A recycled water plant in Sunbury, a town in Melbourne’s north-west, is using innovative membrane technology to treat wastewater.

As part of a $53 million upgrade to the Sunbury Recycled Water Plant, wastewater will be filtered through hundreds of thousands of tiny straw-like membranes with holes ten times smaller than the smallest bacteria.

The upgrade will increase the plant’s treatment capacity from 6.5 million to 9.2 million litres of sewage per day.

“Thousands of these 2.6mm-wide membranes, which look a bit like the strands of a mop, are packed into modules,” Western Water’s Managing Director, Neil Brennan, said.

“(In November 2017)  we had cranes lifting 24 of the modules into place in the new membrane tank at the plant.”

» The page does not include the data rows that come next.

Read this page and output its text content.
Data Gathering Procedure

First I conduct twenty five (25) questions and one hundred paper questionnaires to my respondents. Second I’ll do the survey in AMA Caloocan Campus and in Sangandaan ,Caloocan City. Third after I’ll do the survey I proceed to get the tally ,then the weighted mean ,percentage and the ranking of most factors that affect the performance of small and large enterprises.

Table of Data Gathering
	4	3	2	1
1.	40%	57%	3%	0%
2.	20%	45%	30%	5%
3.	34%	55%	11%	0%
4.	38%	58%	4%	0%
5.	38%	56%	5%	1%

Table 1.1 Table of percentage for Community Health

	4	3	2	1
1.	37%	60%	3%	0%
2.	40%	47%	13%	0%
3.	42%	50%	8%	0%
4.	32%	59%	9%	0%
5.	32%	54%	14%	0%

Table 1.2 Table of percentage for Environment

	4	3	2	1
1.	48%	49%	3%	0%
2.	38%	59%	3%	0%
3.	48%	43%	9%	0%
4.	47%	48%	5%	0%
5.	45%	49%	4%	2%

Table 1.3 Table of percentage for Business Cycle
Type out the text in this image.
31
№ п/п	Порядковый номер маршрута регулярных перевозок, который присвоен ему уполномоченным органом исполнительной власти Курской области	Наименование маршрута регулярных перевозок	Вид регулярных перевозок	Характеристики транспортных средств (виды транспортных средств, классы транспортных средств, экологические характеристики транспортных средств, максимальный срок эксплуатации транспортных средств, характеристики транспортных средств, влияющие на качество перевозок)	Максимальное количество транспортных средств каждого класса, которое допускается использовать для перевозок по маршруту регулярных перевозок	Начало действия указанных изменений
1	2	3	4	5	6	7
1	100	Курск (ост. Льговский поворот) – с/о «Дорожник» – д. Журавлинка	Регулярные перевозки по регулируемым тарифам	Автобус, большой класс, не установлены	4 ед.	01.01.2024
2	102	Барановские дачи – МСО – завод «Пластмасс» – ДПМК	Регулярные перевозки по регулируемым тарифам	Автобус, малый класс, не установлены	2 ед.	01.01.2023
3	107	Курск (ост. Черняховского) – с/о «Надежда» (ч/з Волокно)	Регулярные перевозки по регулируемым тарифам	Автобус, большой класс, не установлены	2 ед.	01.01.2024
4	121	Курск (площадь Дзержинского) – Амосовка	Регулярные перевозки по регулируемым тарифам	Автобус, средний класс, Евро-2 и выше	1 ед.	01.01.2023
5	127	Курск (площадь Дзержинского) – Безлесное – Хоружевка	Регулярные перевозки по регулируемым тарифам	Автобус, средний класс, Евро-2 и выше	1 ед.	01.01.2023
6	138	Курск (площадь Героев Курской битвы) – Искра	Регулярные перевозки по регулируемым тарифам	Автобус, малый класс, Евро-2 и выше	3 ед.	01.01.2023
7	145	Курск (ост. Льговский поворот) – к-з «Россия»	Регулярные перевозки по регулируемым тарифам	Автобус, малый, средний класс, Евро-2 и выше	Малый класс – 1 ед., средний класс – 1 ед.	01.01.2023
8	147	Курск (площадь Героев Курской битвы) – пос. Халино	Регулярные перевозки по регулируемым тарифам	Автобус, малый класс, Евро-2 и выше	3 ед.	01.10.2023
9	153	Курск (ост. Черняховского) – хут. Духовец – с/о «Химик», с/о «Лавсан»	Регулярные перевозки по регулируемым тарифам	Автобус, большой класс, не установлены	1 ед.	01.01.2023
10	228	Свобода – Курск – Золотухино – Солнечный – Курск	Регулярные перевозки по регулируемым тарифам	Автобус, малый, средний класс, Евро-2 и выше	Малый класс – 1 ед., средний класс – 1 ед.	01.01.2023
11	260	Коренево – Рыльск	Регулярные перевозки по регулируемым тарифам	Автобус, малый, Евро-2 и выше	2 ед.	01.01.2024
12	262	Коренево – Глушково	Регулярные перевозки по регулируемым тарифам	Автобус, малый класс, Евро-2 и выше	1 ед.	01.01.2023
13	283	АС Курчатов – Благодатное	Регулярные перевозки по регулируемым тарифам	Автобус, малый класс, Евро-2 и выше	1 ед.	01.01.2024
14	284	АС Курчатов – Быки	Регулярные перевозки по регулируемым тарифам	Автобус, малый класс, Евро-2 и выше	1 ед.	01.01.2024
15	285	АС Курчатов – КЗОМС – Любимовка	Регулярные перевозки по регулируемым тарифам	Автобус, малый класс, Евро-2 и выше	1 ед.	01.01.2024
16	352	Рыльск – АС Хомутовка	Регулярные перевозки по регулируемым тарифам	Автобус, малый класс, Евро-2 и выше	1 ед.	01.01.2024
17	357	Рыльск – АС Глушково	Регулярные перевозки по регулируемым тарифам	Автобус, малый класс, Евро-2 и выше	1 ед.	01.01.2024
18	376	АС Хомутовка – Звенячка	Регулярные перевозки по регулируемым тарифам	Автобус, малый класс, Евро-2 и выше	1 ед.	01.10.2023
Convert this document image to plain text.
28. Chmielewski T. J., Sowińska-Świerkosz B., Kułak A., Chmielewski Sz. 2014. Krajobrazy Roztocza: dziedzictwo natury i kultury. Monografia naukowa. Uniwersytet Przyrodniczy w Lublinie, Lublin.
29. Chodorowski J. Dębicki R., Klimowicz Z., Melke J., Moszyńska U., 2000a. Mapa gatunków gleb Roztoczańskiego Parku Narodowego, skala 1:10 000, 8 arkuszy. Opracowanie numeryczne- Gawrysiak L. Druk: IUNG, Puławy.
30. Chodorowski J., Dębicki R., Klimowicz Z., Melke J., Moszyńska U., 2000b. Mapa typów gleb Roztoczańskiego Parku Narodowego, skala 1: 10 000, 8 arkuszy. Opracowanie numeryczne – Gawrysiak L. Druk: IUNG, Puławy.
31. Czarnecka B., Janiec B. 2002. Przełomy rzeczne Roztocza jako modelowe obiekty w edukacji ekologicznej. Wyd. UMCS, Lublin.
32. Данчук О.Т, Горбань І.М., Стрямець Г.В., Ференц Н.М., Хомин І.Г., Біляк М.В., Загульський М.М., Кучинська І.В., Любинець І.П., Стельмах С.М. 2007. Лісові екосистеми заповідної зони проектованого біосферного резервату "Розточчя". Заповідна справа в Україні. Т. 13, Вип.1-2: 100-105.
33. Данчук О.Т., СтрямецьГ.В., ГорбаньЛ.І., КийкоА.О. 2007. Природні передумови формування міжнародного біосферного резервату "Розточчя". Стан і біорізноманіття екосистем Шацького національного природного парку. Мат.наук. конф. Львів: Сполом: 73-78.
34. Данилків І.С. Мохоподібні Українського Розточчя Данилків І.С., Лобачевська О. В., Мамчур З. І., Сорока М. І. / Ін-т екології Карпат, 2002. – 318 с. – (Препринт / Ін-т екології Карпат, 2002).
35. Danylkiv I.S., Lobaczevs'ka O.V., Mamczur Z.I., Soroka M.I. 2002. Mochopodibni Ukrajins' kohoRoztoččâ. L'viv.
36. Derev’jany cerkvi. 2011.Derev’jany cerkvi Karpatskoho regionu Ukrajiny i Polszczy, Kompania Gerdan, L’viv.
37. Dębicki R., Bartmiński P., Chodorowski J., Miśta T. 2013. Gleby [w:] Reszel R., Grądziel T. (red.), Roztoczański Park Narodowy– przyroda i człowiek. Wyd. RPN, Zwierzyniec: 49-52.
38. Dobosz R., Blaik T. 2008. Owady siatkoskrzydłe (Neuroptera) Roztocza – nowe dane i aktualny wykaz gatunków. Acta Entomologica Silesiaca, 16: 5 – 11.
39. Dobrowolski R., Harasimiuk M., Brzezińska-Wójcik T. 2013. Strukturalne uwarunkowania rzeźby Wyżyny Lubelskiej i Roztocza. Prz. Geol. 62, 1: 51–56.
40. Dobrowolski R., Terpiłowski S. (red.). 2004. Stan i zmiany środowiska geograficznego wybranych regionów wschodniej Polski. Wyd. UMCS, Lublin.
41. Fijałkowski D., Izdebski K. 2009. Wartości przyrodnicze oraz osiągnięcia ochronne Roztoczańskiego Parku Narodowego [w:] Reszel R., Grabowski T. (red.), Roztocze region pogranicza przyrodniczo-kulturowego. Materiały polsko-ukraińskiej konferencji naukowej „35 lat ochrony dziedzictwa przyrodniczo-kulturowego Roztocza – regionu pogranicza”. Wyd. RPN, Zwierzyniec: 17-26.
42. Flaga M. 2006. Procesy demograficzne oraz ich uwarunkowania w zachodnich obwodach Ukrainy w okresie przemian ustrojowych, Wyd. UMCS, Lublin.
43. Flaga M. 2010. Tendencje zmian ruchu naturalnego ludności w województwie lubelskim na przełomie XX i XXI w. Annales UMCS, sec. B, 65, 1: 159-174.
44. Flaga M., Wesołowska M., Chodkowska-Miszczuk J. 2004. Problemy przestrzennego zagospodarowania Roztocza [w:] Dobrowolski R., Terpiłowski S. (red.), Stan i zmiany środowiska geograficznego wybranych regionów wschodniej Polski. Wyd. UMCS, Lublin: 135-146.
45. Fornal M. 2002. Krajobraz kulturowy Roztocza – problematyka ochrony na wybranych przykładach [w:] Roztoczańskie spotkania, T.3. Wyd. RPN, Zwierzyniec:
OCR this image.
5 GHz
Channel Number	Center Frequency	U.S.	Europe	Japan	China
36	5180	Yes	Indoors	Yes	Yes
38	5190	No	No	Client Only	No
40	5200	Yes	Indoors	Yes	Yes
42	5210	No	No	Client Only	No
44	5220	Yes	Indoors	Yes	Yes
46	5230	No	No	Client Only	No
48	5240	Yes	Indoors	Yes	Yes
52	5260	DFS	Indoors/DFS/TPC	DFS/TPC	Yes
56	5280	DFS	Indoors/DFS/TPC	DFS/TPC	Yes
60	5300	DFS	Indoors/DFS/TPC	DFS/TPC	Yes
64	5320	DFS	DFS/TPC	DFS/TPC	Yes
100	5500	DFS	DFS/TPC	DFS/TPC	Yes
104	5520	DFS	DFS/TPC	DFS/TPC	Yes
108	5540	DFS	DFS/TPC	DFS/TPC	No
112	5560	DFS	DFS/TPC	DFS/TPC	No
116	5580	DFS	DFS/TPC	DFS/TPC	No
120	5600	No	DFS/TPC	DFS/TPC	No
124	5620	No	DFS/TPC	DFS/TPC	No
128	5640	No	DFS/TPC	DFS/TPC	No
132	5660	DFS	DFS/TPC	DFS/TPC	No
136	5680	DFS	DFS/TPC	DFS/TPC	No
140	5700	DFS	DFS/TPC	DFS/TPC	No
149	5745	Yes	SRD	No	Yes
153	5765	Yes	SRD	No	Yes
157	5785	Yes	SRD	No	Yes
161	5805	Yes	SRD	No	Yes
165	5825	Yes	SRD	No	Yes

“The surface area of the membranes combined is 43,200 square metres, which is more than double the size of the MCG.”

The membrane tank will filter wastewater through holes that are just 0.00003 of a millimetre wide, removing particles and bacteria to produce exceptionally high quality recycled water.

“This is the first time we have used this innovative technology, which also takes up far less space than traditional filtration technology,” Mr Brennan said.

“The space-saving design has meant we can keep the upgraded plant within the same footprint as the original plant. We can also add more modules in future if needed.”

It will enable the plant to keep up with the rapidly growing population of Sunbury and Diggers Rest.